In a victory for private property owners, the U.S. Supreme Court decided that a California law requiring agricultural landowners to give union organizers temporary access to their property was a government taking that automatically entitled the landowners to compensation.

In Cedar Point Nursery v. Hassid, the facts were unique and the legal issues technical, but its impact is potentially significant. In the case, agricultural landowners challenged a California regulation requiring them to give union organizers access to their farms, 120 days per year, to meet with workers. The landowners claimed the regulation amounted to an unconstitutional taking of their property because it forced the landowners to give third parties access to their properties without consent. The Supreme Court agreed, characterizing the regulation as a “physical appropriation” of private property and declaring it a taking under the U.S. Constitution. 

But underneath this headline is the real story: the Supreme Court deemed the government activity a “per se physical taking,” meaning these landowners — and others in similar circumstances — are entitled to compensation even if the regulation has a negligible economic impact on their property. 

Under the U.S. Constitution, the government must pay just compensation if it takes private property for public use. Most traditional taking occurs when the government condemns land through its power of eminent domain. However, the government can also take land through regulations. When government regulations go “too far” and effectively amount to a taking, the affected landowner can file suit to recover just compensation. These are known as “regulatory takings.” To prove a regulation has gone “too far,” a landowner must satisfy a fact-intensive test that requires proving the property has virtually no economically beneficial use, an often insurmountable task that prevents most landowners from receiving any compensation for most government regulations.

There is another type of taking. A per se taking occurs when the government physically appropriates property without exercising its power of eminent domain. Per se takings have occurred when a government aircraft flew too low over private property in United States v. Causby, and when a state required landlords to allow cable companies to install equipment on their properties in Loretto v. Teleprompter Manhattan CATV Corp. In those cases, the landowner did not need to satisfy the fact-intensive test or prove the property had no value under the regulation. Instead, because the government had physically appropriated private property through regulation, the landowner was automatically entitled to compensation. Per se takings are more desirable for landowners because they are strategically easier routes to receiving compensation.

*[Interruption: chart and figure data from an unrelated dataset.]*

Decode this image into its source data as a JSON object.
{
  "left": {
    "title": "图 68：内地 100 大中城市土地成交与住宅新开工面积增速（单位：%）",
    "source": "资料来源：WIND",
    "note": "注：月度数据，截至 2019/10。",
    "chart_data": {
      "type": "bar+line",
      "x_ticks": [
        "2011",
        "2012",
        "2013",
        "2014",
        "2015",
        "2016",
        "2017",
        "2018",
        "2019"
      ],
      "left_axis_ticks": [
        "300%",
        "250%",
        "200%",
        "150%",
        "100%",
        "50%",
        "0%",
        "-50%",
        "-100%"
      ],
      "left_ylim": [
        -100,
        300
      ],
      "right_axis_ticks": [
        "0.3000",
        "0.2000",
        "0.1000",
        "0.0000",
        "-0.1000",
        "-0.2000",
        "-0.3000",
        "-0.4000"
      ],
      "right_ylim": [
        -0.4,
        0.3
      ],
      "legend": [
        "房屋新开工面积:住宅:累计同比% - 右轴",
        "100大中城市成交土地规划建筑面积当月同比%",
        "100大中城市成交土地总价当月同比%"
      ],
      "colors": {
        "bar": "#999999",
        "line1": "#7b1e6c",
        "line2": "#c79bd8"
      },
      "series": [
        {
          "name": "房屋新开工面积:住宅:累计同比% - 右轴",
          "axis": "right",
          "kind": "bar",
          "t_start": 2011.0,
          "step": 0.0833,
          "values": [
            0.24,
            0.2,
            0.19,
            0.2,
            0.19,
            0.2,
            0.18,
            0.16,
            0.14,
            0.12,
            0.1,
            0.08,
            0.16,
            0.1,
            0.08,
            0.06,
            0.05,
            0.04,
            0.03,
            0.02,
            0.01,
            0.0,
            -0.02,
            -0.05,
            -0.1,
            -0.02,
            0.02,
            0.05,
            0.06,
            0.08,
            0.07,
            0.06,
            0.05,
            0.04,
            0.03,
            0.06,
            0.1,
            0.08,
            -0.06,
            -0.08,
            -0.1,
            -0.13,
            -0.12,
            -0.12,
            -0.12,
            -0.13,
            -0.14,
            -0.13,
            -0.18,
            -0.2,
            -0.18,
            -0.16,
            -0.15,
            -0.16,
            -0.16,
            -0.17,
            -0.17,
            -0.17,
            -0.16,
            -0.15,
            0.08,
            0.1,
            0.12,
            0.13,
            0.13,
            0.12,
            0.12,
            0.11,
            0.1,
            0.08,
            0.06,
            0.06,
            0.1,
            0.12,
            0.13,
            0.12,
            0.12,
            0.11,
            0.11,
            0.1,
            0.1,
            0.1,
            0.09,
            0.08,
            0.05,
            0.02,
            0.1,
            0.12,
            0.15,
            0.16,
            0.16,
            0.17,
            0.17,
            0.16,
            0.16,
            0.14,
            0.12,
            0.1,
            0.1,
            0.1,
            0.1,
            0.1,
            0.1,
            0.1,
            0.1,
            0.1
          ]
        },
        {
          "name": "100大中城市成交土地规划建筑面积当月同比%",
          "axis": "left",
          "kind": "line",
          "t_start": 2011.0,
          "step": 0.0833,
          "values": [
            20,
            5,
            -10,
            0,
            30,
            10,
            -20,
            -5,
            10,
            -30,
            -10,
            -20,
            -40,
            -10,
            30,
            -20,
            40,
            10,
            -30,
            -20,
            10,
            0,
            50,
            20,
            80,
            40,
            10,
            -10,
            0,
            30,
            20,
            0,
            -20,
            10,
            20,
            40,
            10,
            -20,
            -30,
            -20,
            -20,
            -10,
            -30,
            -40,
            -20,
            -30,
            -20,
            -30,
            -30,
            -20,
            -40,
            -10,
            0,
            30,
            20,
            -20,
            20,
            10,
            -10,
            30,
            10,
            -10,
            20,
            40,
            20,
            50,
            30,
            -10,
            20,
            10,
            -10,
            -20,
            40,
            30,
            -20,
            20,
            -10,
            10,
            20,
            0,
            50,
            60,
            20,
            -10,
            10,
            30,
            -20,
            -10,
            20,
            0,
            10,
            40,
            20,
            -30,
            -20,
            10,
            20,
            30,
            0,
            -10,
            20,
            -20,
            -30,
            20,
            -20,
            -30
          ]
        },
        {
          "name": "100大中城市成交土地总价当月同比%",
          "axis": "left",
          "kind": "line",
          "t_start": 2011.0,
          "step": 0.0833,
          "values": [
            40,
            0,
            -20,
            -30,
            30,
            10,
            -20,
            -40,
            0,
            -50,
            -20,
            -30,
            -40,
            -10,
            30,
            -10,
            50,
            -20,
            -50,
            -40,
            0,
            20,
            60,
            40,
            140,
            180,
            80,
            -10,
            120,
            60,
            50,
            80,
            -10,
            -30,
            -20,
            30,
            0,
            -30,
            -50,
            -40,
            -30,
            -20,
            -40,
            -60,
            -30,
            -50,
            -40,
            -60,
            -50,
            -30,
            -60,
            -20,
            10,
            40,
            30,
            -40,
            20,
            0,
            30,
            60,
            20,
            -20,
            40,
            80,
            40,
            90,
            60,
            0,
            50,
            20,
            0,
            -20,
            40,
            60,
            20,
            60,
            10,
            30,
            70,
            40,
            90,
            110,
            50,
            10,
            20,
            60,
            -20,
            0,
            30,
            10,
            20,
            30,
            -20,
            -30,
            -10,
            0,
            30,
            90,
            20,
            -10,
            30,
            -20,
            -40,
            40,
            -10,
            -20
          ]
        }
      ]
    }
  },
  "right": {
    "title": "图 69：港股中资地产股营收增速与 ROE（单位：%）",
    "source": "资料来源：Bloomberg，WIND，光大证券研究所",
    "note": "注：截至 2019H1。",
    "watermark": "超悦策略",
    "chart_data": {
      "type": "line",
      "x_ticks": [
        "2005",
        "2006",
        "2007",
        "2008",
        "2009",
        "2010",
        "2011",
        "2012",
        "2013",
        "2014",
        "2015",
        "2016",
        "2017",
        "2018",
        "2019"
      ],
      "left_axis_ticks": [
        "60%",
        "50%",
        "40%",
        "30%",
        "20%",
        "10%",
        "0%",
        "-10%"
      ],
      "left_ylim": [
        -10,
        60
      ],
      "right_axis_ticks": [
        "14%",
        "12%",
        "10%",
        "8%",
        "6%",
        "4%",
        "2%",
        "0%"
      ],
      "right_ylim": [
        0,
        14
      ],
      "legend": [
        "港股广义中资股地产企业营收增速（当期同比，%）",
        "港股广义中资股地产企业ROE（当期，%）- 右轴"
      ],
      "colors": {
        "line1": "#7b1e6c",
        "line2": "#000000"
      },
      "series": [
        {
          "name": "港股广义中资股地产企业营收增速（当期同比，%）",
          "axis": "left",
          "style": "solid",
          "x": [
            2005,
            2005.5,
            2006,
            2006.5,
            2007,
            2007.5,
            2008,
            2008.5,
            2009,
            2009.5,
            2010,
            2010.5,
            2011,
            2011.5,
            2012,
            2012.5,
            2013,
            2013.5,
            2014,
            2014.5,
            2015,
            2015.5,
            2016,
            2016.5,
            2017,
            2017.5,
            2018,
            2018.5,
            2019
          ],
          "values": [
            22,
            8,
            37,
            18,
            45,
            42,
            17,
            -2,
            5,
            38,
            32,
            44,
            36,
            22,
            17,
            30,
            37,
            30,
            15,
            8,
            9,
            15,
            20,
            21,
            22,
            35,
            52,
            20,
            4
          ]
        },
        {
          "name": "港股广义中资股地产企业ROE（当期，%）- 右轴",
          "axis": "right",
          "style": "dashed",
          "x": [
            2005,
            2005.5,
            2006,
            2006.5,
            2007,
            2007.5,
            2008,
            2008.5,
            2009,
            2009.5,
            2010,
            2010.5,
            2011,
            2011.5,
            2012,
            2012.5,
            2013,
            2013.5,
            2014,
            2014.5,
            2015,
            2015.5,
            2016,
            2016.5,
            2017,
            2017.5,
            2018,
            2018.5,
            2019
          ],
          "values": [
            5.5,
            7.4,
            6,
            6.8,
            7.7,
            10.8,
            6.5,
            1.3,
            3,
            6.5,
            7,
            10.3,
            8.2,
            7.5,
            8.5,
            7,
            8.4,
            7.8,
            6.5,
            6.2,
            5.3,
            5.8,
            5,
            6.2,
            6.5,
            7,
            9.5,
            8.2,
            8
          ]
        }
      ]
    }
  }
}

The Cedar Point Nursery court concluded that California’s regulation was a per se taking, which could have a widespread impact on landowners challenging government regulation. The Supreme Court concluded, in a 6-3 decision with the court’s Republican-appointed justices in the majority, that the regulation physically appropriated—or completely took—the landowner’s right to exclude third parties, a right that the Supreme Court characterized as “one of the most treasured rights of property ownership.” 

According to the court, since the regulation only required the landowners to give union organizers access to their property 120 days a year, as opposed to year-round, it affected only the amount of compensation the government must pay, not the scope of the taking. For those 120 days, the Cedar Point Nursery Court held, the government completely took away the landowner’s right to exclude others. The landowners were automatically entitled to compensation for the loss of that right during those 120 days.

Cedar Point Nursery throws open the door to landowners challenging a host of other government regulations as per se takings. Government regulations allowing private conservation groups access to inspect wetlands or wildlife would be subject to challenge, as the dissenting justices noted. A regulation or government action that restricts a landowner’s right to sell property could be a per se taking. Even if a regulation restricts a private property right for as little as one day, a landowner can challenge it as a taking so long as the regulation physically appropriates the entire right for that day.

Granted, Cedar Point Nursery was based on a California labor regulation without peer in the country. The court was careful to identify circumstances when a per se taking would not apply—such as when the government is conducting most police operations to abate nuisances or when private property is already open to the public, such as a shopping center. The court also reiterated that the government may require a landowner to give the government, or presumably a third-party, access to its property as a condition of a permit or other approval. Landowners should expect that local governments, careful to avoid future takings claims, will pile access conditions onto site plan approvals, building permits, variances and other land use entitlements. However, even these conditions can be challenged if they are not related and proportionate to the approval being sought.

Bottom line, the Cedar Point Nursery decision arms landowners with another weapon to fight against government regulations that they believe go too far and amount to a taking of private property. However, the impact that Cedar Point Nursery will have and how effective it will be in future land-use fights remains to be seen. 

Ryan Sugden is a partner at Stinson LLP focusing on real estate, construction and private business disputes.